What the hell is a credit score 

A credit score is a number that’s accessible to anyone in the business of lending money, which tells them how risky you might be to lend to – ie. how likely you are to pay back a loan based on your financial history. Think of it as your financial fingerprint, a number that sits on a database and puts you and your financial persona onto a scale of good and bad. 

It’s based on all sorts of previous touch-points you’ve had with the credit world, things like:

  • applications you’ve made for credit (how many, who and where)
  • what types of credit you’ve applied for (home loan, buy-now-pay-later, credit card, phone plan)
  • the size of the loan or line of credit applied for
  • the age of your credit on file and how well you’ve paid it off
  • any defaults you’ve made – when you’ve failed to pay a bill on time or to pay off a loan
  • personal information like your age, where you live, and how long you’ve been employed

Why is a credit score important?

A good credit score is the key to the financial castle because this is one of the key things that lenders use to assess

a) whether they should lend to you at all, and

b) what interest rate you should get.

The higher your credit score is, the better you look in the eyes of a lender because it tells them that you’re more likely to pay the loan back. Since you’re less risky as a borrower, they can be more flexible on the interest rate they give you since there’s more certainty that they’ll get the money back from you.

If you have a lower score though, then you’re more of a risk to the lender and they often have to charge more interest to balance out that risk. This is so they can still make money even when some people don’t pay them back.
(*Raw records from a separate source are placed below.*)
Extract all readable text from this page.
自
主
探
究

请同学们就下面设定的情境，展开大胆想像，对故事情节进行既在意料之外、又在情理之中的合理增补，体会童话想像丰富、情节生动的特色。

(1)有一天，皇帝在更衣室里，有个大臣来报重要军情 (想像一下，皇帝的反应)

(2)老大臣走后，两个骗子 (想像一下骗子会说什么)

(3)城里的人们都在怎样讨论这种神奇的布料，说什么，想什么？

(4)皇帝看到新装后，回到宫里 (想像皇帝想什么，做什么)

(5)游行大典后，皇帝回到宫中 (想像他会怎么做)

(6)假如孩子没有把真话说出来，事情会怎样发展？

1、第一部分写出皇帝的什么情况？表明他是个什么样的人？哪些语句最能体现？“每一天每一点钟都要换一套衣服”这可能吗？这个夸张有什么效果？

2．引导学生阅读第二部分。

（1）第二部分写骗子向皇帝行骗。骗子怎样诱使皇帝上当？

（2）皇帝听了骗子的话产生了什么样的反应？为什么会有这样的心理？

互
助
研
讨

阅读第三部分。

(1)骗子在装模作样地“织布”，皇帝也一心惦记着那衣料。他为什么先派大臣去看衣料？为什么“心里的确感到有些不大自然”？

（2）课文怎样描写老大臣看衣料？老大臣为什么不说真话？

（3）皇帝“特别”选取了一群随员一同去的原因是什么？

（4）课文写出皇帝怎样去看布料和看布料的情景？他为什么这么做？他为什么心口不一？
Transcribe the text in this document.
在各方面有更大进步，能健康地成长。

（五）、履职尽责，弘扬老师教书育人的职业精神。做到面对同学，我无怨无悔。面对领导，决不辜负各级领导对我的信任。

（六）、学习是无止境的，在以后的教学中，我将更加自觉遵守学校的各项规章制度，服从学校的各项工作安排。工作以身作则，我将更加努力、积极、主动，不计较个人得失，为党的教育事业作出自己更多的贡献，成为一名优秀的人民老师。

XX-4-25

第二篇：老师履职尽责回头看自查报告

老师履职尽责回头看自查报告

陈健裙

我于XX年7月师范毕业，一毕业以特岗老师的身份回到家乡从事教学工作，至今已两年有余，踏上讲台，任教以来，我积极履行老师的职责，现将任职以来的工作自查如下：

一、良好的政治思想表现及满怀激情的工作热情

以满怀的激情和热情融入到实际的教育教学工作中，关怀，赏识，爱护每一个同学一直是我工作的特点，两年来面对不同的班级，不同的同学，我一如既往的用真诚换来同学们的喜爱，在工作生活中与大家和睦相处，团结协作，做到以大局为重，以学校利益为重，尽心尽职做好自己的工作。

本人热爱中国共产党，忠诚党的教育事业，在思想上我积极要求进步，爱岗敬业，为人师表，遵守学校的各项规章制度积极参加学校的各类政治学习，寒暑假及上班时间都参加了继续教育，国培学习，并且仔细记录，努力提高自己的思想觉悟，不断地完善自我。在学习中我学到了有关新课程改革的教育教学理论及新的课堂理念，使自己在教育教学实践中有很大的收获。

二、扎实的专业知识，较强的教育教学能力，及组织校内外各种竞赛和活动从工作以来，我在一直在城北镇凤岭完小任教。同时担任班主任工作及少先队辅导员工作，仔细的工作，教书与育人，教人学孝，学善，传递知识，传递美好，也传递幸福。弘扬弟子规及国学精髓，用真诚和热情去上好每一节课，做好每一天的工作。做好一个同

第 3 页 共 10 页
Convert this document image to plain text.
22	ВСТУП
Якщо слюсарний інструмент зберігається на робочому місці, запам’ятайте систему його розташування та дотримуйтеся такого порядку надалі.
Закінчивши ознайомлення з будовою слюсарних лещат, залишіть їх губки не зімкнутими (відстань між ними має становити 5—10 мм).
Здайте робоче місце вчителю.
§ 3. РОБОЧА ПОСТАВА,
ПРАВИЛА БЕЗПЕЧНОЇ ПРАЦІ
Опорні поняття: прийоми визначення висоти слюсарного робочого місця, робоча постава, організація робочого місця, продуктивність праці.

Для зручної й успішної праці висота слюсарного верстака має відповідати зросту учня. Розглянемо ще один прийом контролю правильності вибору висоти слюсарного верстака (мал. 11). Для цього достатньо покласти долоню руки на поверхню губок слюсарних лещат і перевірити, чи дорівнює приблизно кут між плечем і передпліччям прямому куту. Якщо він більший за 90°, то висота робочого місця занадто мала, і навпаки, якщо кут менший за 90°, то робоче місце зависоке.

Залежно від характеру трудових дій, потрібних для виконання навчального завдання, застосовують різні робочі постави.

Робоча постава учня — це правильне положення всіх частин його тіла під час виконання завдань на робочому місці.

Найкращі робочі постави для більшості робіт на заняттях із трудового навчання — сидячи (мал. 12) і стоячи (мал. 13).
Knowing what your credit score is so important whenever you’re going in to apply for a loan because it gives you leverage to negotiate with lenders. These days many providers of finance are even giving personalised interest rates where everyone gets a unique interest rate based on their credit score (among other factors). 

Now don’t panic if you think you’re stuffed because you won’t have a good score. A credit score is dynamic, it constantly moves up and down based on your financial behaviour.

How to improve your credit score

There are plenty of ways you can improve your credit score, or start to create one if you don’t even have any credit history yet. Fun fact – lots of people think that avoiding credit completely will help them look more attractive to lenders in the future. This is not true though, having no credit history won’t help you get a loan because you can’t prove that you’re a good payer-backer (yes that’s a made-up word).

Things you can do to build a good credit profile and improve your score:

  • Have a credit card and PAY THEM ON TIME. Not just the minimum balance, the whole balance
  • But don’t get too many credit cards. Applying for credit cards too regularly could red flag you as someone who needs lots of credit all the time (not a good sign)
  • Pay all your bills on time – your phone bill, internet, electricity/water/gas etc… 
  • Try not to jump around jobs or houses… stability is looked upon favourably

If you can do all of this and just generally be on top of your money, then you’ll gradually build up a score you can proudly tell your parents about. 

How do I find out my credit score?

The most widely used scale of scoring is done by Equifax which is one of the biggest agencies across the world that tracks and reports on consumer credit. The score is a number between 0 and 1,200. 

You can get your score for free from any of these places:

So arm yourself with the information, and use it to your advantage when discussing any type of loan.